In recent years, the British heartthrob Robert Pattinson has gone out of his way to prove that there is life after Twilight. After years spent playing a shimmery, chivalrous vampire, he went all dark and dystopian in art-house chillers like The Rover and Cosmopolis, and he recently popped up in a terrific supporting role in The Lost City of Z. But Pattinson has never undergone a transformation as revelatory as the one he pulls off in Good Time, a nerve-rattling new thriller from the sibling directors Josh and Benny Safdie.
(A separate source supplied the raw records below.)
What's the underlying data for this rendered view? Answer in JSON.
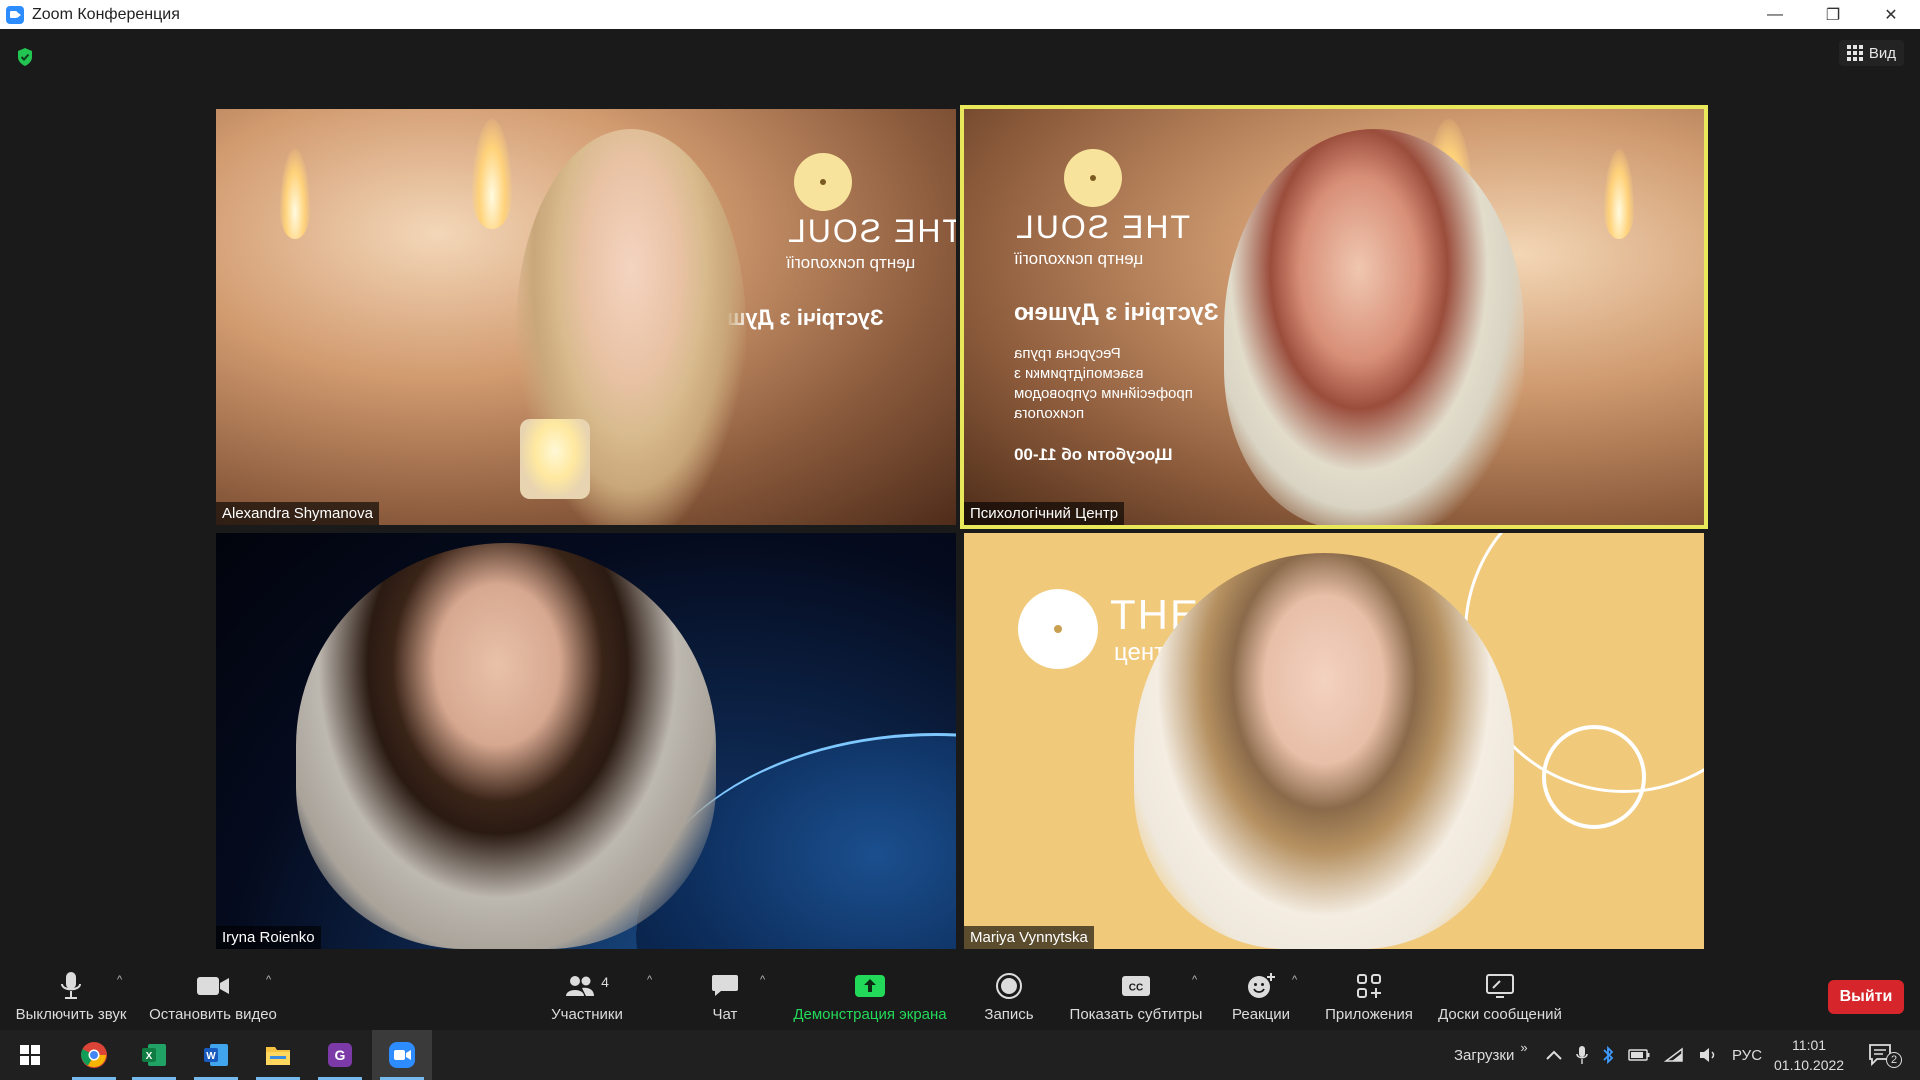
{
  "window": {
    "title": "Zoom Конференция",
    "minimize": "—",
    "restore": "❐",
    "close": "✕"
  },
  "top": {
    "view_label": "Вид"
  },
  "participants": [
    {
      "name": "Alexandra Shymanova"
    },
    {
      "name": "Психологічний Центр",
      "active_speaker": true
    },
    {
      "name": "Iryna Roienko"
    },
    {
      "name": "Mariya Vynnytska"
    }
  ],
  "background_text": {
    "brand": "THE SOUL",
    "brand_sub": "центр психології",
    "event": "Зустрічі з Душею",
    "desc": [
      "Ресурсна група",
      "взаємопідтримки з",
      "професійним супроводом",
      "психолога"
    ],
    "schedule": "Щосуботи об 11-00",
    "yellow_brand": "THE SO",
    "yellow_sub": "центр псих"
  },
  "toolbar": {
    "mute": "Выключить звук",
    "stop_video": "Остановить видео",
    "participants": "Участники",
    "participants_count": "4",
    "chat": "Чат",
    "share_screen": "Демонстрация экрана",
    "record": "Запись",
    "captions": "Показать субтитры",
    "reactions": "Реакции",
    "apps": "Приложения",
    "whiteboards": "Доски сообщений",
    "leave": "Выйти",
    "caret": "^"
  },
  "taskbar": {
    "downloads": "Загрузки",
    "chevrons": "»",
    "language": "РУС",
    "time": "11:01",
    "date": "01.10.2022",
    "notifications": "2"
  },
  "colors": {
    "active_border": "#e8e85a",
    "share_green": "#23d959",
    "leave_red": "#d6262b",
    "zoom_blue": "#2d8cff"
  }
}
Pattinson plays Connie Nikas, a scuzzy, small-time crook from Queens who saunters through much of the movie sporting a gray hoodie, diamond stud earrings and cheap blond dye job. He is somehow both a catastrophically inept criminal and a quick-thinking improvisational genius, a master at getting himself out of one hair-raising situation only to plunge himself immediately into another.
Connie’s undoing, as well as his sole redeeming quality, is his love for his hearing-impaired, mentally disabled brother, Nick, played — in a brief but galvanizing performance — by Ben Safdie, doing a nice job of directing himself. We first meet Nick when he is undergoing a psychiatric evaluation, and his gruff, one-line responses to the therapist’s questions are a heartbreaking testimony to years of family neglect and abuse.